In an extraordinary feat, researchers at the Italian Institute of Technology (IIT) have developed an artificial retinal implant that could reverse vision loss in rats. Since the new technology gives hope to millions who lose their vision due to degenerative diseases of photoreceptors including Retinitis Pigmentosa, researchers plan to carry out the first human trials in the second half of 2017, and gather preliminary results during 2018.
Created from a thin layer of conductive polymer, the retinal implant converts light into an electrical signal to stimulate retinal neurons. Science Alert explains:
“The implant is made from a thin layer of conductive polymer, placed on a silk-based substrate and covered with a semiconducting polymer. The semiconducting polymer acts as a photovoltaic material, absorbing photons when light enters the lens of the eye. When this happens, electricity stimulates retinal neurons; filling in the gap left by the eye’s natural but damaged photoreceptors.”
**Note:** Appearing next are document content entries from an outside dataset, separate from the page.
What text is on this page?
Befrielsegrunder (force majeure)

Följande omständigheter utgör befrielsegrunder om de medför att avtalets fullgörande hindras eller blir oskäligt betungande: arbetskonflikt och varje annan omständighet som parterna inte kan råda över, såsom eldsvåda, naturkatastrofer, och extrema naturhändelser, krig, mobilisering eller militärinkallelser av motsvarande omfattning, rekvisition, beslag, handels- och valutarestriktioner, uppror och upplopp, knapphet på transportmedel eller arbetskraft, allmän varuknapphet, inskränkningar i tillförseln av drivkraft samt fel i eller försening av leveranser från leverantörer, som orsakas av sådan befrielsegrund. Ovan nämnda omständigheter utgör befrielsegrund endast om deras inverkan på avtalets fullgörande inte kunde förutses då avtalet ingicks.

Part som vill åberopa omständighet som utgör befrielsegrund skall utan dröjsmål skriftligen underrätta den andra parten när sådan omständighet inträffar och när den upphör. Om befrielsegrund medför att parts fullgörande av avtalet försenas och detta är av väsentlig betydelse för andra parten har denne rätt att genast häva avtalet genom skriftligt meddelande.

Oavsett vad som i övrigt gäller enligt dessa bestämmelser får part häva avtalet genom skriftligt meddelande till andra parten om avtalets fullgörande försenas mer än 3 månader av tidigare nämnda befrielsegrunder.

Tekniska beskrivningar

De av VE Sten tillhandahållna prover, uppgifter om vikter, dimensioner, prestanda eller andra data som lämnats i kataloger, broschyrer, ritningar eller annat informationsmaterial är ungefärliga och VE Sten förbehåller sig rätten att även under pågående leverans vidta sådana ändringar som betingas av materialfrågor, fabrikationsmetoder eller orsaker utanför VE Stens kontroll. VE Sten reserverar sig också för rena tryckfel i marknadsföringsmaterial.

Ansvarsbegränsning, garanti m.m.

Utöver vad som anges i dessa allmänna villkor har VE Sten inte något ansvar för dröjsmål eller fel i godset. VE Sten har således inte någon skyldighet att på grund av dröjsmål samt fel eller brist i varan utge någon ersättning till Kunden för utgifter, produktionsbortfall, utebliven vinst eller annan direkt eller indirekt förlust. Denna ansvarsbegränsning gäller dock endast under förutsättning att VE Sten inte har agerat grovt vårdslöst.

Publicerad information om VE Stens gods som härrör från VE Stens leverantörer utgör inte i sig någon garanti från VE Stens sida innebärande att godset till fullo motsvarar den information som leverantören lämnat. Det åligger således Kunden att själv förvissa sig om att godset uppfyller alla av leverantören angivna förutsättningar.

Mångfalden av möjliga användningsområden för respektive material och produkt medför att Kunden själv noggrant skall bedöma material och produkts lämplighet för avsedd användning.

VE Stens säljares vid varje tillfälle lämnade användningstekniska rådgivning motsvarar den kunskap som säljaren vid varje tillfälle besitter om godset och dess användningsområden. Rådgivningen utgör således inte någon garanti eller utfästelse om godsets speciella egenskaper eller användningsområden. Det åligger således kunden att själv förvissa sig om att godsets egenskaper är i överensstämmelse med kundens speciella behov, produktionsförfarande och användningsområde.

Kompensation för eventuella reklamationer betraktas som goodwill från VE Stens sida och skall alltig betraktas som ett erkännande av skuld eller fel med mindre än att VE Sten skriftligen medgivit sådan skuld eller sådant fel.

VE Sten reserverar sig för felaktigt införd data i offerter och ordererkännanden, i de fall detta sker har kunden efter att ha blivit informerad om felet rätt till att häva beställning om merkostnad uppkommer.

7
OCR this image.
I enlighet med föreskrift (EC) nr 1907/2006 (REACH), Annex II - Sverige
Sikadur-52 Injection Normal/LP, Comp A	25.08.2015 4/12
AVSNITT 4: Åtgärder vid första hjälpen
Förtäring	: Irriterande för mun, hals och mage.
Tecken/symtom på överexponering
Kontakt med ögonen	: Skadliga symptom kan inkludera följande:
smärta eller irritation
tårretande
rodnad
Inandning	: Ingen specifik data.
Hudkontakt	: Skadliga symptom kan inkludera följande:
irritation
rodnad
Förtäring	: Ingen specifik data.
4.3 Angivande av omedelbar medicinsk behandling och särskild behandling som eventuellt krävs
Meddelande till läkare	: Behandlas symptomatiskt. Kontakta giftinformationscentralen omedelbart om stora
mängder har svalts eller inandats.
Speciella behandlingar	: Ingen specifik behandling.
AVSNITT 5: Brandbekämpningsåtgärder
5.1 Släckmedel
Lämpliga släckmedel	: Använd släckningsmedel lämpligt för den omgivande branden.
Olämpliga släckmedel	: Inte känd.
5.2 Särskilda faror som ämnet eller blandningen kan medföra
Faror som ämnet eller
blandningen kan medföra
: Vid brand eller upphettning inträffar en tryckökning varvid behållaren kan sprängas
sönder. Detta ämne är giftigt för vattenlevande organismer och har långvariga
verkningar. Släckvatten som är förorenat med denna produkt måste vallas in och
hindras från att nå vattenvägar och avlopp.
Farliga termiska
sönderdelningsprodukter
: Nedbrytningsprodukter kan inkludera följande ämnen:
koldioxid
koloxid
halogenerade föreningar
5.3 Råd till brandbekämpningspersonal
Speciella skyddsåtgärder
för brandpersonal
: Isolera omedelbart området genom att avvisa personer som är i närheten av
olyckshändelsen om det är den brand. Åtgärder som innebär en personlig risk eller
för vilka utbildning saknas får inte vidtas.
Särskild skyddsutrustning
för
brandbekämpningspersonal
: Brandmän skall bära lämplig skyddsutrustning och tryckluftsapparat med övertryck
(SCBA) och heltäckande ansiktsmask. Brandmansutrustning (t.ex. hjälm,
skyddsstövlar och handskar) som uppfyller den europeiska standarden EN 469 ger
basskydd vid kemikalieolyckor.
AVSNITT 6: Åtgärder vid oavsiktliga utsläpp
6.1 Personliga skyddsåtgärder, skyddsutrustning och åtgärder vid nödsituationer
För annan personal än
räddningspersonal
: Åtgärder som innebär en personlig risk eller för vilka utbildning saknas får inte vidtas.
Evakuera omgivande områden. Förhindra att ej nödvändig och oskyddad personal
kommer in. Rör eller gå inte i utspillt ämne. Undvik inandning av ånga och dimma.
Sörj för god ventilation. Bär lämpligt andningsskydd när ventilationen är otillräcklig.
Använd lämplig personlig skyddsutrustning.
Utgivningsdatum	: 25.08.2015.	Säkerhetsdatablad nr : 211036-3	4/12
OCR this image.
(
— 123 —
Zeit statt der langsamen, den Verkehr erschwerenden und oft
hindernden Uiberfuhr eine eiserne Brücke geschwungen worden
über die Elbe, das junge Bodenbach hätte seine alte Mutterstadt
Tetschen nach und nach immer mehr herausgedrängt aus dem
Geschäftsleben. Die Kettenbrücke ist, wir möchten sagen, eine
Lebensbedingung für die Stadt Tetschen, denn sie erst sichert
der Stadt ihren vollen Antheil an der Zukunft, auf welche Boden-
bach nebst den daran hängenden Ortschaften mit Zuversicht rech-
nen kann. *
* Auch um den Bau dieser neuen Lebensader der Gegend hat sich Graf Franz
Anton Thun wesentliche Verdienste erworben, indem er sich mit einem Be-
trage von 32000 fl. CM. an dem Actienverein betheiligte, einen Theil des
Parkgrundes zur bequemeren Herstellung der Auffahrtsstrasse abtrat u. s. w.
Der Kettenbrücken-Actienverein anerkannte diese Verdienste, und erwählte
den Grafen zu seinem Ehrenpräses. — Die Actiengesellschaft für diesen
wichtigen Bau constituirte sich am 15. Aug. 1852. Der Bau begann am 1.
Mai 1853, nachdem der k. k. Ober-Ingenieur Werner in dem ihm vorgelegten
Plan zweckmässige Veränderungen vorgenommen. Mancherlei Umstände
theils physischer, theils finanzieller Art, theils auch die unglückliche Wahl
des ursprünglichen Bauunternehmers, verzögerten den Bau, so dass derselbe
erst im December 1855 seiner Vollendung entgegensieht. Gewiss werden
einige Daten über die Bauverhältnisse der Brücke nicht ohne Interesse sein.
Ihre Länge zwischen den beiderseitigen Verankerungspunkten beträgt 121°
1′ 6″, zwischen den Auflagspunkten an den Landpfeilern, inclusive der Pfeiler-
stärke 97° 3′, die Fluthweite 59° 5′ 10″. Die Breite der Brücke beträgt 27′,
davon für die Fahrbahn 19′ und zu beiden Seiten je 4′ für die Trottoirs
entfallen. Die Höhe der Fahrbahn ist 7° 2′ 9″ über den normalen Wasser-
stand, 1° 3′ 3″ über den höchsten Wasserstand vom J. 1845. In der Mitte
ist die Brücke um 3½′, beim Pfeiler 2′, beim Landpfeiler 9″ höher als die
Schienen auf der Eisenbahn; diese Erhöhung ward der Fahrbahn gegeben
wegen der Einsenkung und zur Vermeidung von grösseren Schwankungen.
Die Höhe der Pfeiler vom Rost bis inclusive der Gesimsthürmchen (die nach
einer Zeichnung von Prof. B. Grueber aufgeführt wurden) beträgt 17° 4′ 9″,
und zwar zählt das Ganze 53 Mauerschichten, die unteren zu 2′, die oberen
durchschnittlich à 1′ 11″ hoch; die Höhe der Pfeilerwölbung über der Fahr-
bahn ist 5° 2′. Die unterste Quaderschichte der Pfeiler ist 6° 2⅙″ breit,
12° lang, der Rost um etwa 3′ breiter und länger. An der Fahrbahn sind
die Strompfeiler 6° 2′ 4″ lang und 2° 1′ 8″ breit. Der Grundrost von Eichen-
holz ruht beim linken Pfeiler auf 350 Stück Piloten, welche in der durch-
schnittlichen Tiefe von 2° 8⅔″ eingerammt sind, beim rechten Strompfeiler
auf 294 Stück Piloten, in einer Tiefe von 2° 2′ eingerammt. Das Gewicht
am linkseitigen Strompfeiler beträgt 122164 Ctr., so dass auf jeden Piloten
Made up of several million light-sensitive photoreceptor cells, the retina is a layer of tissue in the back of the human eye that senses light and sends images to the brain. Mutations in any of the 240 identified genes cause retinal degeneration, progressive disintegration of photoreceptors, vision impairment and eventual blindness.
Even as degeneration of photoreceptors in the retina is one of the major causes of blindness in humans, there is no effective clinical treatment to replace a damaged retina or cure the majority of retinal degenerative disorders.
In previous research, scientists attempted to reverse vision loss with specially-designed bionic eye devices that convert light into an electrical signal to stimulate retinal neurons. Scientists have also attempted to reverse vision loss by repairing genetic mutations using the CRISPR gene editing technology.
For the first time, the implant developed by Italian researchers paves the way for developing a new generation of fully organic, highly biocompatible and functionally autonomous photovoltaic prosthesis for sub-retinal implants to treat degenerative blindness. There is hope because, fortunately, the retinal neurons surrounding the affected cells remain perfectly intact and functional in patients suffering from retinal degenerative disorders.
Guglielmo Lanzani, director of Centre for Nanoscience and Technology at the Italian Institute of Technology, remarked:
“The use of this semiconductor organic material was crucial to address a number of issues. Being organic, this material is soft, light and flexible, provides an excellent biocompatibility also avoiding complications to surrounding tissues, thus ensuring long-term functioning.
“Moreover, organic polymers can transmit electronic and ionic impulses without dispersing too much heat, which could cause additional damage to a retina which is already experiencing a degenerative process.”
To test the new technology, the researchers implanted the first ever retina built with carbon polymers into the eyes of a few blind rats. Based on the results, they concluded the artificial retina could directly activate residual neuronal circuitries in the degenerate retina.
The artificial retina could also restore the pupillary reflex, electrical and metabolic responses to light stimuli in the cortex, the capacity of spatial discrimination (visual acuity) and light sensitivity for over 10 months after surgery — without causing any inflammation to retina tissues and without causing any degradation of prosthesis materials.
Fabio Benfenati, director of Center for Synaptic Neuroscience and Technology at the Italian Institute of Technology, commented:
“This approach is an important alternative to the methods we have used so far to restore neuron photoreceptive capacity. As compared to the two models of artificial retina currently available which are based on silicon technology, our prototype has a number of advantages including marked tolerability, long duration and full autonomy of functioning, with no need for an external power source.
“These ‘structural’ advantages are accompanied by restored visual function and not only in terms of light sensitivity, but also in terms of visual acuity and metabolic activity of visual cortex.”
A new artificial retina is being tested in pigs as their eyes are similar to humans in terms of size and microscopic structure. Grazia Pertile, an ophthalmologist at Italy’s Sacred Heart Don Calabria and a member of the research team, noted:
“We hope to replicate in humans the excellent results obtained in animal models. We plan to carry out the first human trials in the second half of this year and gather preliminary results during 2018. This [implant] could be a turning point in the treatment of extremely debilitating retinal diseases.”